From Stephen Cathalan, Jr.
Marseilles the 17th. May 1797
I was favoured in due Time with your much Respected Letter of the 5th. last June, and Beg you to accept my Best thanks for the usefûll Information, you Gave me, for the Best means of Placing money in the united States;
Messrs. Mason & Fenwick placed the 1st. July Last Dard. 6000—for my own account in the Bank of the united States, with which they had only Twelve shares of Dard. 400—making Dard. 4800. This is a Proof that the Credit of that Banck is in the highest Reputation; They Say that when I will Sale them again, I will Recover again my 6000 Ds. at a very Small Difference more or less; and that the dividend is about 4 pr. ct. every 6 months; I am then Satisfied, for the Present; Certainly lotts to Build houses in the Federative Town, or Lands in your neihbourg, would have been Prefferable, if Purchased with all the Security; but a Landholder who is not a Part of the year in his Lands, can’t make the Benefit he would Draw, by his attendance and Industry.
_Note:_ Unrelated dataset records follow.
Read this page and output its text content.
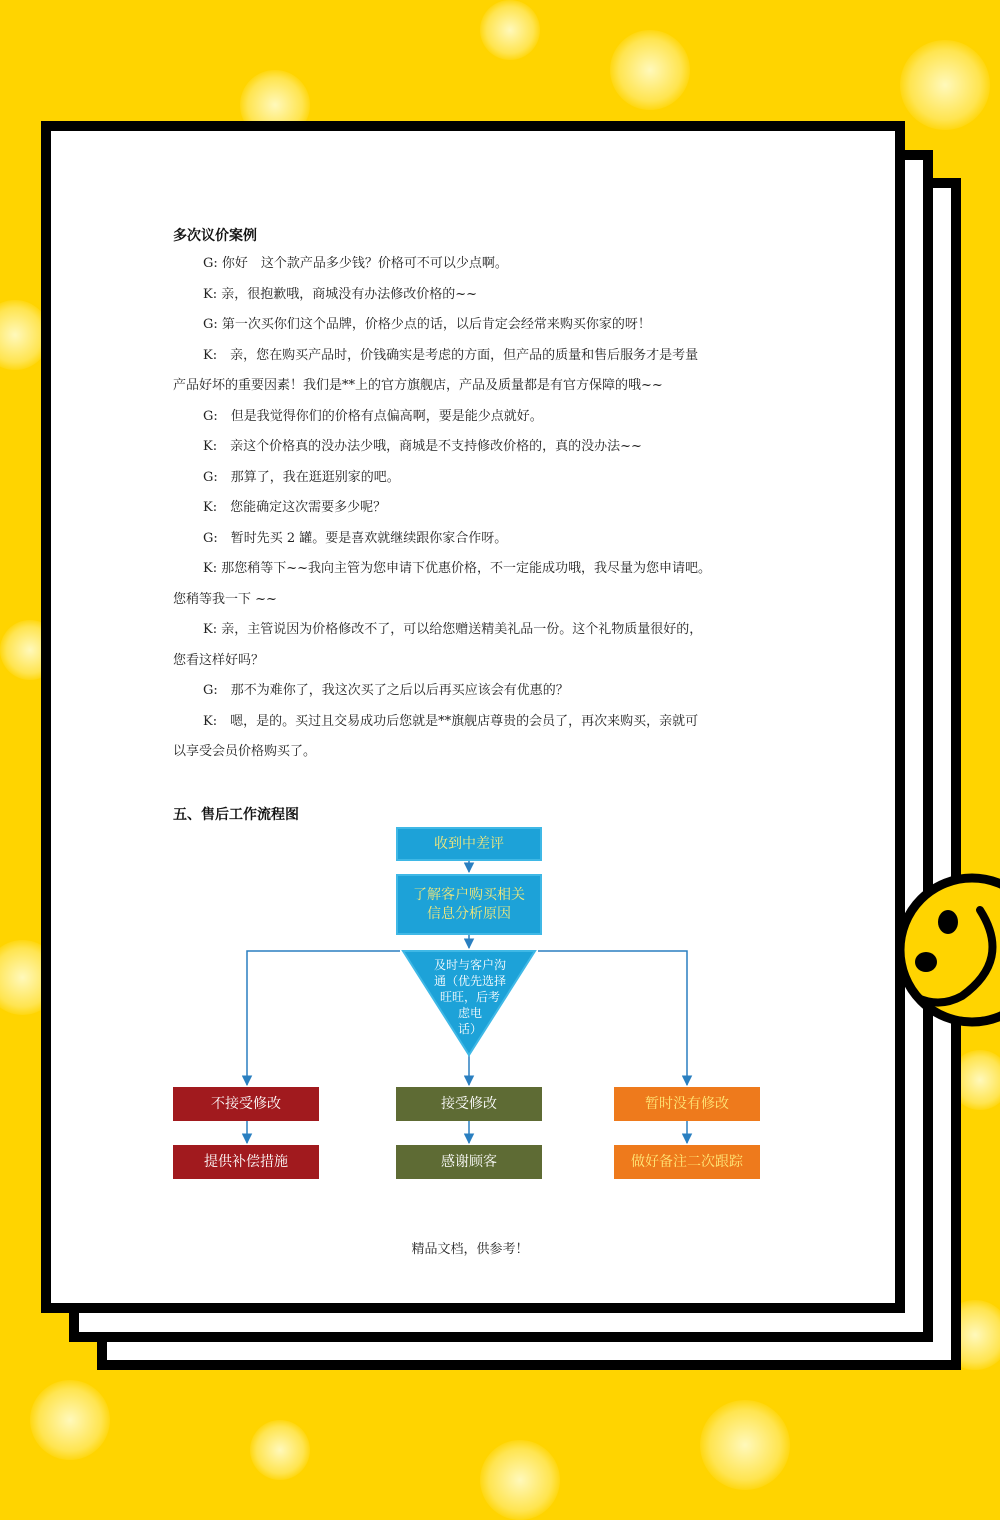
多次议价案例
G: 你好　这个款产品多少钱？价格可不可以少点啊。
K: 亲，很抱歉哦，商城没有办法修改价格的~~
G: 第一次买你们这个品牌，价格少点的话，以后肯定会经常来购买你家的呀！
K:　亲，您在购买产品时，价钱确实是考虑的方面，但产品的质量和售后服务才是考量
产品好坏的重要因素！我们是**上的官方旗舰店，产品及质量都是有官方保障的哦~~
G:　但是我觉得你们的价格有点偏高啊，要是能少点就好。
K:　亲这个价格真的没办法少哦，商城是不支持修改价格的，真的没办法~~
G:　那算了，我在逛逛别家的吧。
K:　您能确定这次需要多少呢？
G:　暂时先买 2 罐。要是喜欢就继续跟你家合作呀。
K: 那您稍等下~~我向主管为您申请下优惠价格，不一定能成功哦，我尽量为您申请吧。
您稍等我一下 ~~
K: 亲，主管说因为价格修改不了，可以给您赠送精美礼品一份。这个礼物质量很好的，
您看这样好吗？
G:　那不为难你了，我这次买了之后以后再买应该会有优惠的？
K:　嗯，是的。买过且交易成功后您就是**旗舰店尊贵的会员了，再次来购买，亲就可
以享受会员价格购买了。
五、售后工作流程图
收到中差评
了解客户购买相关
信息分析原因
及时与客户沟
通（优先选择
旺旺，后考
虑电
话）
不接受修改	接受修改	暂时没有修改
提供补偿措施	感谢顾客	做好备注二次跟踪
精品文档，供参考！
You, my Dear sir—was Retired to the Care of your farms, occupied and delighted with agriculture, Resorting at times for amusement to the arts and Sciences &a. &a. with a Great Degrée of the Good Will of your fellow citizens! But the Americans Citizens, Long ere had Justly appreciated your Proffond knowledge in Political Concerns, and your Good patriotism for the wellfare and Improvment of your Country; They had found you was worth to Succeed in the Presidency, the Respected and Celebrated Georges Washington, and if by a very Small majority, they have not in the Last Election placed you at that Eminent Post; you have obtained and accepted the vice Presidency, and it has been proved that John Adams and Thos. Jefferson are equally worthy;
All my Family as well as I, we beg you to accept our Best Congratulations, and Compliments, on your Emminent appointment; asking the Continûation of your kind Sentiments and Protection towards me, begging you to ask this Protection of the President John Adams, assuring you both, that I will Continue in my Efforts, to fill the honourable office of this Consulate, as much as in my Power, to the Entire Satisfaction of our Government, and of the American Individuals;
My Father Tho’ more than 80 years old, is enjoying a Good health, Going dayly on foot at a Small Country house I have Purchased on the Sea Coast in this Road; I have Sent my only Daughter to Paris, on the 9th. Inst. to be perfectioned in her Education in the Cy devant Couvent des Anglaises, for 2 or 3 years, I have been encourag’d to part with her, by the Dutchess of orleans, who has been So kind as to offer me to take Care of her, as if She was her mother; I hope that her Sons who are at Philadia. will have Presented to you their Respects, on your Arival; and my Recommendation to you, Sir, in their favour, would be now a very Small adition; as I am Confident, that they may have found in you, in the President, and all the Gentlemens in Philadilphia, Good hearts, Ready to Sofften in their own, the Sorrow of their kind of exile and of Being So distant from one of the most Respectable Mothers;
I would have, with Great Pleasure, taken the fair opportunity of our Captives in algiers, when I dispatched them to Philada. in November Last, to have paid a visit to U States, and presented them with their Compagnon. to our Governt. had not my Presence been necessary to the Service of my Consulate; in this District, and in deed as matters with the french Privateers in this Sea Stand, now, the appeals of the Prises made on our Vessels being before the Court of this Department, I must Remain here to follow these appeals; happy would I Be if I could Succeed! But till matters take a Better turn, I find prudent for our adventurers to Stop their Shipments this way; and I must Postpone my Project of Paying you my Respects in Philadelphia; meantime I have the honour to be with Respect Dear sir Your most obedt. Servt.
Stephen Cathalan Junr.
RC (DLC); at foot of first page: “Thos. Jefferson Esqr. Vice President of the united States Philadelphia”; endorsed by TJ as received 3 Nov. 1797 and so recorded in SJL.
To ransom the surviving American captives in Algiers and implement the treaty concluded on 5 Sep. 1795, Congress, in a statute approved 6 May 1796, agreed to pay the dey and regency of Algiers $24,000 per annum for as long as the treaty remained in effect. Released in July 1796, sixty of the former prisoners returned to the United States the following February (Robert J. Allison, The Crescent Obscured: The United States and the Muslim World, 1776–1815 [New York, 1995], 149–50; U.S. Statutes at Large description begins Richard Peters, ed., The Public Statutes at Large of the United States … 1789 to March 3, 1845, Boston, 1855–56, 8 vols. description ends , i, 460; Miller, Treaties description begins Hunter Miller, ed., Treaties and other International Acts of the United States of America, Washington, D.C., 1931–48, 8 vols. description ends , ii, 313, 316).
Letters from Cathalan to TJ of 15 Apr. 1794 and 9 Feb. 1796, received from Marseilles on 25 Mch. 1795 and 3 June 1796 respectively, are recorded in SJL but have not been found.